Today, for example, I’d been meaning to either finish off my review of William Gibson’s “Pattern Recognition” or rant a bit about Nordstrom’s unique egotism when it comes to hiring. But instead, this post is about something else.
I’ve noticed some interesting results from my webstats page. The little review I posted on The Davinci Code – one of the first posts to my blog, in fact – has generated the vast majority of traffic to the site. For example, in the month of February 2003, it generated more than 80% of my overall traffic, which comprises between 40-50 unique visits to the site per day. Not bad for an unadvertised personal blog that scarcely a handful of friends link to.
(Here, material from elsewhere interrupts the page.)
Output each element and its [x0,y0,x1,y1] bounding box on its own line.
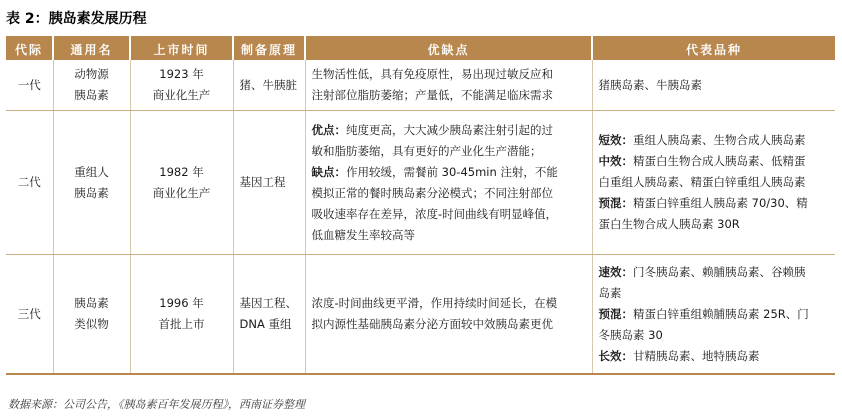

I’m somewhat amused by this, because IMO the review is not particularly thorough or insightful. But for whatever reason, it’s gotten into the search engines and people are reading it. I’ve considered going back and expanding on it, knowing that it’s getting so much traffic, but have decided to leave it be for now.
Some other phrases that pop up regularly in the Search Strings report: “schroedinger’s cat”, “lagniappes”, and “donald rumsfeld vietnam”. Most depressing search string: “jews are bad” – although the silver lining is that if someone is really looking for proof that jews are bad, my site isn’t going to help them. And most offbeat: “are there trees that don’t change colors” – now how did that string get someone to my blog?
I’d post a link to the webstats page itself but I ‘d need to change the robots.txt file first, to make sure the search engines don’t go nuts on all the links within the stats pages. And I have to get ready for work now – my blogging time for the day is done.